How to Unenroll From Monthly Child Tax Credit Payments
Parents considering unenrolling from the enhanced Child Tax Credit, the advance monthly payments from the IRS which started July 15, need to do so by August 2.
According to CNET, parents might want to opt-out because they would rather have one large payment next year, if your income level will change to above the credit threshold or if you’re concerned the IRS might accidentally send you an overpayment and you don’t want to pay that money back.
However, CNET warns that Americans who opt-out of receiving monthly child tax credits from July through December, won’t get a payment until after the IRS processes the 2021 tax return next year. Currently, the IRS has 35 million unprocessed 2020 tax returns, as GOBankingRates previously reported.
The IRS has opened two portals in conjunction with the new child tax credit payments.
“Eligible taxpayers who do not want to receive advance payment of the 2021 Child Tax Credit will have the opportunity to decline receiving advance payments.
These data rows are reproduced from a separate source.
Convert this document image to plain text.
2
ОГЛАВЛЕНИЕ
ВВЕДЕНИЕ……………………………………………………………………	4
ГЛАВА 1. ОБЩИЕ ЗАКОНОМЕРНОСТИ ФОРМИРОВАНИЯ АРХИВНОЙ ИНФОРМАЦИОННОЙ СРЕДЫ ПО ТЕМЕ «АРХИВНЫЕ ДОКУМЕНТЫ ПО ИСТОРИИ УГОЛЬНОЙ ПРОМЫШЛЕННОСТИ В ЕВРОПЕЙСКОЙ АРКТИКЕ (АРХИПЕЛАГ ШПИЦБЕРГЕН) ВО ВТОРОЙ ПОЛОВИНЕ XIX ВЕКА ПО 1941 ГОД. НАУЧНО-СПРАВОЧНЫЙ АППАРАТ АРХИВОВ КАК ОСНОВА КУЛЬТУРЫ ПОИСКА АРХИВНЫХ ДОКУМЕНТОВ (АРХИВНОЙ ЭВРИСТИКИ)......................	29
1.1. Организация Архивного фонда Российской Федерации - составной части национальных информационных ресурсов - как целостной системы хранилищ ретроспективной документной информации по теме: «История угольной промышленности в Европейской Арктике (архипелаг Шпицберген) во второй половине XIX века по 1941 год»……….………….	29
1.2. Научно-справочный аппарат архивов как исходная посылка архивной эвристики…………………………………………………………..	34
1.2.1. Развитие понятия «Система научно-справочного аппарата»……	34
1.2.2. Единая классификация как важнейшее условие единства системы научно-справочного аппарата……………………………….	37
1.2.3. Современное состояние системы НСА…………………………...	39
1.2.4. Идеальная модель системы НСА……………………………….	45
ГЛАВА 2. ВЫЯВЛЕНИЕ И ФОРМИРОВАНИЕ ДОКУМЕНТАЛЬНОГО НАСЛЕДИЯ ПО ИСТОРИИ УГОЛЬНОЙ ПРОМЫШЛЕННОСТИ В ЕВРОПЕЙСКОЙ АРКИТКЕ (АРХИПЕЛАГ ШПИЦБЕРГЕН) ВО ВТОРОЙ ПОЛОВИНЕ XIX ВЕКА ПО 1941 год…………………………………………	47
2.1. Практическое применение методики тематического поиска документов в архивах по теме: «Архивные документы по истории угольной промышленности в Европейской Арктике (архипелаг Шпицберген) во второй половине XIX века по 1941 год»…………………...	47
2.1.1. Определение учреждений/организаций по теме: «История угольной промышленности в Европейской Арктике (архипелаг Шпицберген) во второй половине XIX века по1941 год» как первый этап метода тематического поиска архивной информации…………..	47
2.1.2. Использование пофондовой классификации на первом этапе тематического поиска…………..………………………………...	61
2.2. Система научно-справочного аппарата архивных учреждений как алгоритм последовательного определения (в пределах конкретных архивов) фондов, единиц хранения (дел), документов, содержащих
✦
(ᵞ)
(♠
Taxpayers will also have the opportunity to update information about changes in their income, filing status or the number of qualifying children,” the IRS said on its website.
In order to opt-out, you will need to access the online child tax credit portal, scroll down to “Manage Advance Payments” and verify your identity through Id.Me. Once you have entered the portal, you will need to click on the option to “Opt-Out” of the child tax credit altogether.
The Treasury Department explains that the existing Child Tax Credit has been revised in the following ways:
The credit amount has been increased from $2,000 to $3,600 for children under age 6 and to $3,000 for children ages 6 to 17. Previously, the credit only applied to children ages 16 and younger. Individuals eligible for a 2021 Child Tax Credit will receive advance payments, which the IRS and the Bureau of the Fiscal Service will make through periodic payments from July 15 to the end of December. In addition, the credit is now fully refundable and has been extended to Puerto Rico and the U.S. Territories.